Tantangan bagi Pemerintahan Baru Suriah
Pemerintah baru Suriah yang dipimpin oleh tokoh Islamis, Ahmed al-Sharaa, belum memberikan tanggapan resmi terkait aktivitas ISIS. Namun Menteri Pertahanan Murhaf Abu Qasra mengatakan pada Januari lalu bahwa Suriah sedang meningkatkan kemampuan intelijen untuk menghadapi potensi ancaman.
Sharaa sendiri sedang berupaya menyatukan negara yang terpecah setelah 13 tahun perang saudara. Meski pencabutan sanksi AS oleh Presiden Donald Trump bulan lalu dianggap sebagai kemenangan diplomatik, Sharaa mendapat tekanan dari kalangan Islamis garis keras yang menentang pendekatannya terhadap Barat.
ISIS memanfaatkan perpecahan ini. Dalam publikasi daring al-Naba, mereka mengecam pertemuan Sharaa dengan Trump dan menyerukan kepada para pejuang asing untuk bergabung dalam barisan mereka.
Penarikan Pasukan AS dan Kekhawatiran Akan Pelarian Tahanan
Trump telah mengumumkan rencana pengurangan kehadiran militer AS di Suriah, yang kini berjumlah sekitar 2.000 personel. Ini menimbulkan kekhawatiran bahwa ISIS bisa mencoba membebaskan sekitar 9.000 tahanan, termasuk warga negara asing, yang ditahan oleh Pasukan Demokratik Suriah (SDF) yang dipimpin Kurdi.
Sudah ada dua percobaan pelarian sejak jatuhnya Assad, menurut SDF. Baik Trump maupun Presiden Turki Recep Tayyip Erdogan ingin agar pemerintah Sharaa mengambil alih tanggung jawab atas fasilitas tersebut.

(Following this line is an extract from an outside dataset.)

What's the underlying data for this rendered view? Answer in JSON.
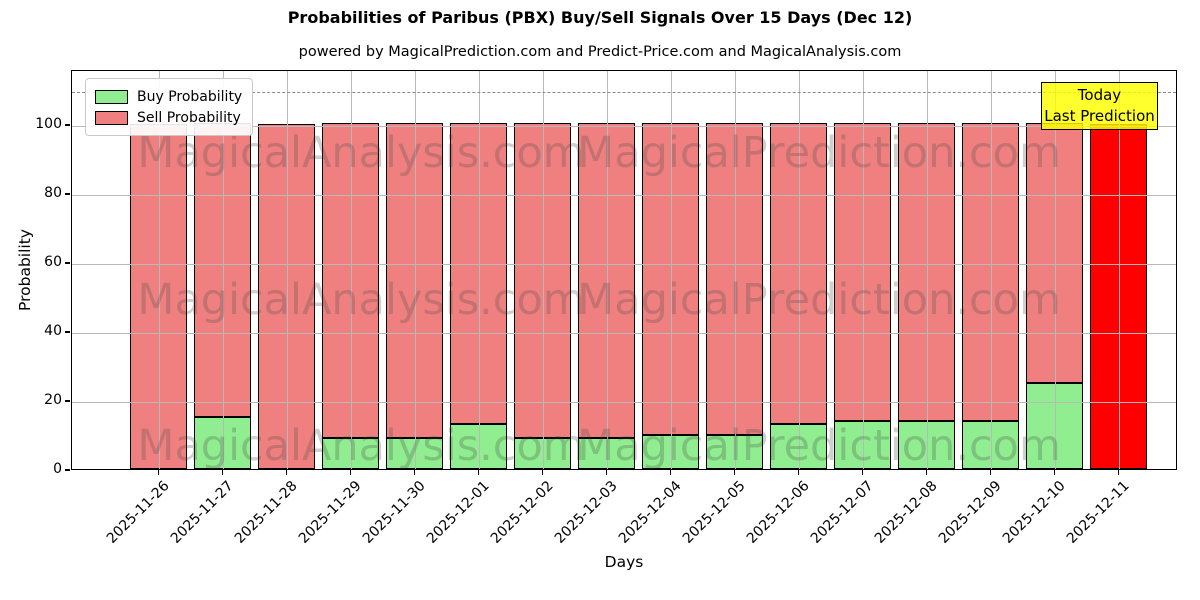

Baca Juga: Pemimpin Al-Qaeda Serukan Pembunuhan Donald Trump dan Pejabat Tinggi Gedung Putih
Namun, analis meragukan kemampuan Damaskus untuk menangani tantangan ini karena kekurangan personel keamanan dan konflik internal yang masih berlangsung.
Aktivasi Sel Tidur dan Pergerakan Senyap
ISIS diketahui memindahkan pasukannya dari wilayah gurun ke kota-kota seperti Aleppo, Homs, dan Damaskus. Menurut sumber keamanan, mereka juga menyuplai senjata, peredam suara, dan bahan peledak kepada sel-sel tidur. Menteri Dalam Negeri Suriah Anas Khattab mengonfirmasi bahwa ISIS merupakan “tantangan utama” bagi keamanan nasional.
Di Irak, kegiatan ISIS meningkat di Pegunungan Hamrin dan sepanjang rute-rute strategis. Pemerintah Irak khawatir bahwa ISIS telah mengakses gudang senjata yang ditinggalkan oleh pasukan Assad.
Menteri Luar Negeri Irak Fuad Hussein menyatakan, “Kami berharap Suriah dapat menjadi stabil dan tidak menjadi tempat berlindung bagi para teroris, terutama ISIS.”